Стараюсь не смотреть на Веронику. Ее диплом психолога, о котором упоминал Зорин… Он, конечно, не говорит об особой проницательности, но навык чтения по лицам у нее наверняка есть, и мой пристальный взгляд даст ей понять, что я знаю ее тайну.
– И вам здравствуйте, – сухо отвечает Вероника.
А Иван Николаевич несколько раз мелко кивает… Даже человек, совсем не умеющий читать по лицам, сразу смог бы догадаться о его крайнем смущении. Он быстро подносит ко рту сигарету, но не затягивается, а только пыхает, выпуская клуб дыма.
– Иван Николаевич, вы курите? Вот не знал… – Конечно, не стоило это говорить при Веронике, однако я тоже
– А я еще и сам не знаю, – простодушно отвечает он, пожав плечами.
– Это как?
– Да так вот… Курю первый раз в жизни.
Краем глаза вижу, что Вероника внимательно наблюдает за нашим растерянным диалогом.
– Ага, – с усмешкой говорит она, – ваш Иван Николаевич попал под мое дурное влияние.
Эта язвительная реплика дает мне право открыто взглянуть на Веронику. Я на голову выше, и, может быть, поэтому ее темные глаза смотрят снизу вверх с таким откровенным вызовом… Само собой, ей неуютно сейчас: мы с Иваном Николаевичем оба видели ее выходку в храме. Но, с другой стороны, что-то между ними успело произойти. И сейчас я чувствую себя здесь неуместным, влезающим в чужие отношения… Но все же зачем-то я ведь подошел…
– Вероника, – просто говорю я, – мне нужно с вами поговорить. Пожалуйста, найдите время…
Уже поворачиваюсь, чтобы уйти, и вдруг слышу негромкий упрямый голос:
– А вы говорите сейчас.
– Но я бы хотел…
– Ничего, – все так же резко произносит она, – от Ивана Николаевича у меня нет секретов.
Вот как? Совсем интересно!
– Ладно… – Я смотрю на Ивана Николаевича, но он быстро отводит взгляд, как человек, уличенный в чем-то нехорошем. – Ладно. Только давайте отойдем куда-нибудь. Здесь я отчего-то чувствую себя как школьник на перемене. А школьник в подряснике – это странно.
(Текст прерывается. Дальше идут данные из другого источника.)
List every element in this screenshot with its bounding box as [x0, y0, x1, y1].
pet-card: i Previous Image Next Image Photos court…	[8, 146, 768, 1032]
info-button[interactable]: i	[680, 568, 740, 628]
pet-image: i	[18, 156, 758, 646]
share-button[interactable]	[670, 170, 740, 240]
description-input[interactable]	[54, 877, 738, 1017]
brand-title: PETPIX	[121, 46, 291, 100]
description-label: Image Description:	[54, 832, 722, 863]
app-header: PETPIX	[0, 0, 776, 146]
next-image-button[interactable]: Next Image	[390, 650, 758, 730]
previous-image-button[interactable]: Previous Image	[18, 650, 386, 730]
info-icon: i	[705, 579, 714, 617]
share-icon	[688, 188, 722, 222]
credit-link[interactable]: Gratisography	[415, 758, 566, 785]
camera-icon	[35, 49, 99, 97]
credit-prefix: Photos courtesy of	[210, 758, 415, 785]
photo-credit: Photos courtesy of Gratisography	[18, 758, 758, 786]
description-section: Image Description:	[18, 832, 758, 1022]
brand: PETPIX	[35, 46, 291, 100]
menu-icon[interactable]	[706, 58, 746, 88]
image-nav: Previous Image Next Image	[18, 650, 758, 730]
Вероника окидывает меня уже не таким колючим взглядом:
– Замерзнете…
– Ничего, безрукавка у меня шерстяная, подрясник суконный. В нашем храме всегда холодно, я привык утепляться… Да и на улице сегодня – благодать!
– Да-да, первый весенний день, – торопливо поддакивает Иван Николаевич. – Отец Глеб… Если вы хотите… Если нужно… Я уйду…
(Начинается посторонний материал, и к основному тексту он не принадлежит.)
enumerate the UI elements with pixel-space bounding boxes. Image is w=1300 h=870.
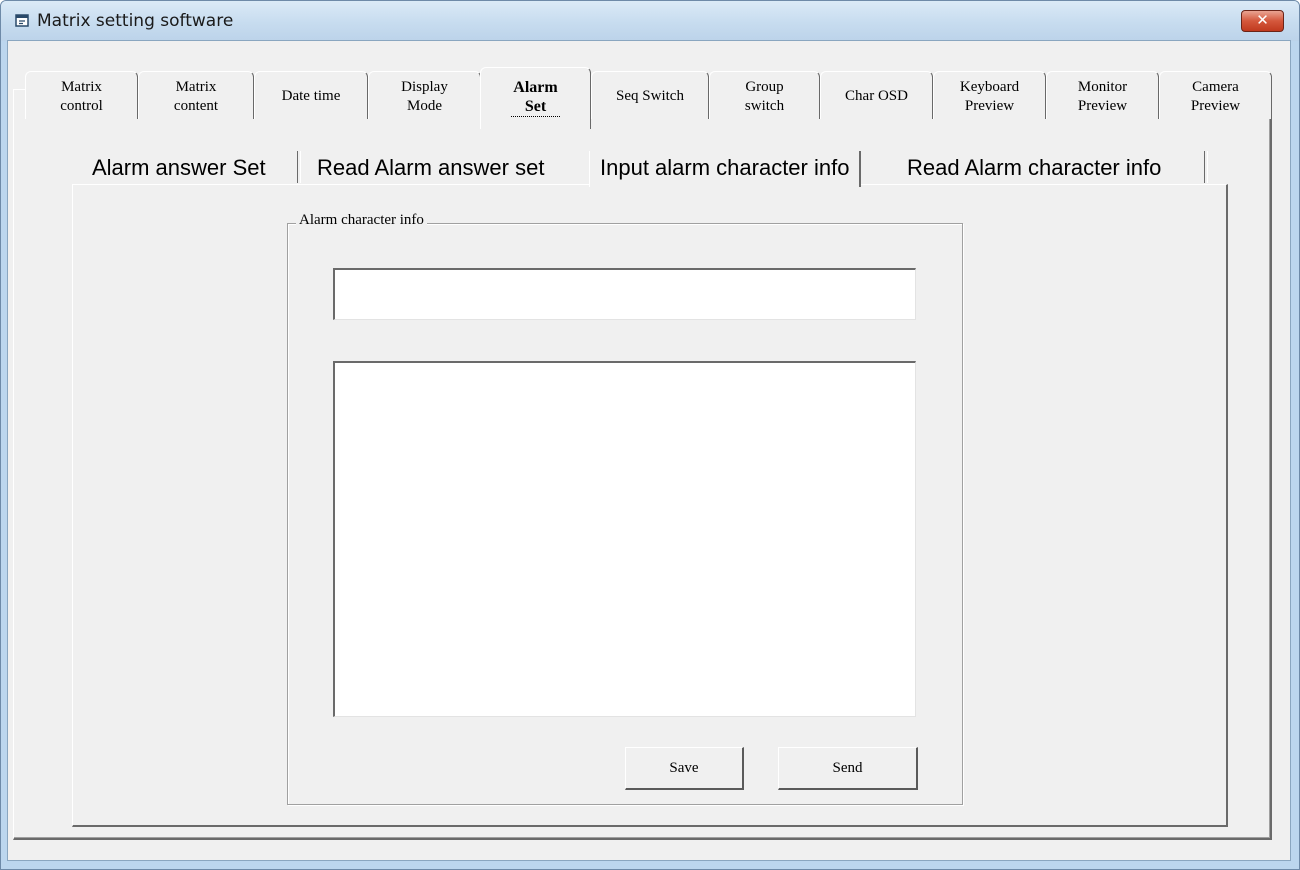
tab-label: Monitor Preview: [1077, 78, 1128, 114]
alarm-character-textarea[interactable]: [333, 361, 916, 717]
tab-group-switch[interactable]: Group switch: [709, 71, 820, 119]
tab-date-time[interactable]: Date time: [254, 71, 368, 119]
tab-label: Alarm Set: [511, 79, 560, 117]
tab-camera-preview[interactable]: Camera Preview: [1159, 71, 1272, 119]
tab-label: Date time: [281, 88, 341, 104]
tab-label: Matrix control: [60, 78, 103, 114]
subtab-alarm-answer-set[interactable]: Alarm answer Set: [92, 151, 266, 184]
tab-label: Char OSD: [845, 88, 908, 104]
tab-char-osd[interactable]: Char OSD: [820, 71, 933, 119]
subtab-separator: [1204, 151, 1208, 183]
tab-label: Matrix content: [173, 78, 219, 114]
tab-seq-switch[interactable]: Seq Switch: [591, 71, 709, 119]
close-icon: ✕: [1256, 11, 1269, 29]
tab-label: Group switch: [744, 78, 785, 114]
tab-label: Keyboard Preview: [959, 78, 1020, 114]
app-icon: [15, 14, 29, 27]
tab-label: Camera Preview: [1190, 78, 1241, 114]
tab-matrix-content[interactable]: Matrix content: [138, 71, 254, 119]
tab-matrix-control[interactable]: Matrix control: [25, 71, 138, 119]
tab-alarm-set[interactable]: Alarm Set: [480, 67, 591, 129]
save-button[interactable]: Save: [625, 747, 744, 790]
tab-monitor-preview[interactable]: Monitor Preview: [1046, 71, 1159, 119]
alarm-character-input[interactable]: [333, 268, 916, 320]
tab-label: Seq Switch: [616, 88, 684, 104]
tab-label: Display Mode: [401, 78, 448, 114]
tab-keyboard-preview[interactable]: Keyboard Preview: [933, 71, 1046, 119]
window-title: Matrix setting software: [37, 11, 234, 31]
subtab-read-alarm-answer-set[interactable]: Read Alarm answer set: [317, 151, 544, 184]
group-caption: Alarm character info: [296, 212, 427, 229]
subtab-read-alarm-character-info[interactable]: Read Alarm character info: [907, 151, 1161, 184]
send-button[interactable]: Send: [778, 747, 918, 790]
subtab-input-alarm-character-info[interactable]: Input alarm character info: [589, 151, 862, 187]
title-bar[interactable]: Matrix setting software ✕: [1, 1, 1299, 41]
subtab-separator: [297, 151, 301, 183]
close-button[interactable]: ✕: [1241, 10, 1284, 32]
tab-display-mode[interactable]: Display Mode: [368, 71, 481, 119]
Мне неприятно, что его робость порой похожа на подобострастие. Пожалуй, это единственное, что меня в нем всерьез раздражает.
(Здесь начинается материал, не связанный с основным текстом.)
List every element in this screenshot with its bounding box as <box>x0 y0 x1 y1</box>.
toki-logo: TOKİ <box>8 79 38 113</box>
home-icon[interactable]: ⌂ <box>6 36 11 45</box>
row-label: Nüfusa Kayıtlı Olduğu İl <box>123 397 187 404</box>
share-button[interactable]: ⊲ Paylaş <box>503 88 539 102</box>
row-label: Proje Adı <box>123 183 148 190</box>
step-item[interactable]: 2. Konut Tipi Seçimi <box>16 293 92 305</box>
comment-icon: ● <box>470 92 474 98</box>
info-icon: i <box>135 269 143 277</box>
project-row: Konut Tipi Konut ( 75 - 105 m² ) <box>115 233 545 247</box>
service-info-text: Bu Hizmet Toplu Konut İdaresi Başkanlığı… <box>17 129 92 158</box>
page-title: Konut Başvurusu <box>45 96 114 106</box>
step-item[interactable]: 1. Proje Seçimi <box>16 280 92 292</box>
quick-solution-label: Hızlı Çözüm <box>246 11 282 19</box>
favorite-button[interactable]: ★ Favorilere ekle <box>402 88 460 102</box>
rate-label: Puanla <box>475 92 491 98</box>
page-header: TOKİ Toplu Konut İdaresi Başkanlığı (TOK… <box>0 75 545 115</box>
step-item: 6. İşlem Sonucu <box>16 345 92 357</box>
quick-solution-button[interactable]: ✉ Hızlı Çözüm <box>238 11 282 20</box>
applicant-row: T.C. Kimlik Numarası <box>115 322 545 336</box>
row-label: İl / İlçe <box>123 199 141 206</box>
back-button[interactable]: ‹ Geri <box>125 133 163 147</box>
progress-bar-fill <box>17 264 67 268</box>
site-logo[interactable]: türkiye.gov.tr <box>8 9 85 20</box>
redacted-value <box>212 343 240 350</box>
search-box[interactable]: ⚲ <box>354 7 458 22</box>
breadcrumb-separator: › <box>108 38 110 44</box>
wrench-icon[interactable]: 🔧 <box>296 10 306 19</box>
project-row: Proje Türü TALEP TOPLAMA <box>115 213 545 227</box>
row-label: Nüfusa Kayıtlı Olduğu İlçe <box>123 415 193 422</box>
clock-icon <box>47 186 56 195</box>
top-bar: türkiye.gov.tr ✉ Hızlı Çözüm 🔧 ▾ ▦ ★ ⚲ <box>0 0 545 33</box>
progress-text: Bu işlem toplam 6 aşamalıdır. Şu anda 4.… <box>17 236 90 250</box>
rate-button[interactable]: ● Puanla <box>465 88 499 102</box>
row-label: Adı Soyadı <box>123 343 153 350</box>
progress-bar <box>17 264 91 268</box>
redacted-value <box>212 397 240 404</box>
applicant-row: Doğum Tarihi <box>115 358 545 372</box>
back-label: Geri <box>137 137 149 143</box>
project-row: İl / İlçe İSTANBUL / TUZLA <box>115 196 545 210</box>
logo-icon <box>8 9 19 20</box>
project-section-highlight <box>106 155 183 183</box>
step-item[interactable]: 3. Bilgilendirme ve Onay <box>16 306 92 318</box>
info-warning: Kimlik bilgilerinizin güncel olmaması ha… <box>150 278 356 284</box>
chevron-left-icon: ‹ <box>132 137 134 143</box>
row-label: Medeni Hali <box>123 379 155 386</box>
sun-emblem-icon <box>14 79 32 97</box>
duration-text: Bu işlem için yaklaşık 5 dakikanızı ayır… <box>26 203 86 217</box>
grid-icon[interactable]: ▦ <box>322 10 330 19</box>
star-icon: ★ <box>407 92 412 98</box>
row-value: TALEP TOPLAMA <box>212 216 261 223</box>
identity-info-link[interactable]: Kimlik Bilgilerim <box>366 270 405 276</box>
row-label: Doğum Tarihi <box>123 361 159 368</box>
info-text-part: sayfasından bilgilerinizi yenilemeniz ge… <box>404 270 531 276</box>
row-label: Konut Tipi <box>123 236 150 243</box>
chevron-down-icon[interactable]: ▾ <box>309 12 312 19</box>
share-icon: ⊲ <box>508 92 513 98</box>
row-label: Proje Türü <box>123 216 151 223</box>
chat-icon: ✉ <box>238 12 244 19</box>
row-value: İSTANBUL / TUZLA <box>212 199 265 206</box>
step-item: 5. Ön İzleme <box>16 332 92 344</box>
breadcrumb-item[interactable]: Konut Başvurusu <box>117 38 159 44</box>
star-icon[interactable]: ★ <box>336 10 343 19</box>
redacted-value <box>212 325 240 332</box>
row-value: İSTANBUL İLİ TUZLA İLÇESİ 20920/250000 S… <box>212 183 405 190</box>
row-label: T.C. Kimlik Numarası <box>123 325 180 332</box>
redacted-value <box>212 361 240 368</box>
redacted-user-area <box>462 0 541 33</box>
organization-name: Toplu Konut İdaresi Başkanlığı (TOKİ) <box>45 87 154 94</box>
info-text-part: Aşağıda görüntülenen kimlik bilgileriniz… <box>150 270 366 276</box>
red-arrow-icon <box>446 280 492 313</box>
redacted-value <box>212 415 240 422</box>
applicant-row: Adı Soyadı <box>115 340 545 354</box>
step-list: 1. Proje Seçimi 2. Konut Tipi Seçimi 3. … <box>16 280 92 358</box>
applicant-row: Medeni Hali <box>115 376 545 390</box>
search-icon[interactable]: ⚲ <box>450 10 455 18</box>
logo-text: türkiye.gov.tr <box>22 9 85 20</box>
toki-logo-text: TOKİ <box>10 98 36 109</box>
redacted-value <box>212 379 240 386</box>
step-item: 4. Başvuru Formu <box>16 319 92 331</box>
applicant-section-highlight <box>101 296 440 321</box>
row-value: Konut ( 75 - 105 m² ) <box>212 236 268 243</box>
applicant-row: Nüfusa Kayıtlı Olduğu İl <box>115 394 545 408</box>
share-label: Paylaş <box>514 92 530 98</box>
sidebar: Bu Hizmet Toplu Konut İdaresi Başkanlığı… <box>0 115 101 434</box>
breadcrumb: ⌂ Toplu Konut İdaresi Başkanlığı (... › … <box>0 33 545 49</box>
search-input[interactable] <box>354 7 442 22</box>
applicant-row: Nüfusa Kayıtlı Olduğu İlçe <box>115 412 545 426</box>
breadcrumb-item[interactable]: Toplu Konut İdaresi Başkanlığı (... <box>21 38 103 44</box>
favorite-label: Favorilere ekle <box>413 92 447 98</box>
– Нет, не уходите, – говорю я, глядя на Веронику.
Она показывает в сторону елок:
– Тут есть поляна с беседкой. Мы с детьми туда выходим, если тепло.
Не дожидаясь нашего согласия, Вероника поворачивается и идет к еловому частоколу. Теперь я замечаю там, между темными лапами, вход на узкую тропку. Пропускаю вперед Ивана Николаевича, и мы идем гуськом. Причем он почему-то закладывает руки за спину и низко опускает голову, становясь похожим на щуплого, сгорбленного арестанта в длиннополом пальто и в этом нелепом чужом рыжем шарфе. Его затылок с короткой щетиной волос виднеется между шарфом и вязаной шапочкой, дополняя арестантский образ. Кажется, Иван Николаевич зачем-то постригся почти под ноль…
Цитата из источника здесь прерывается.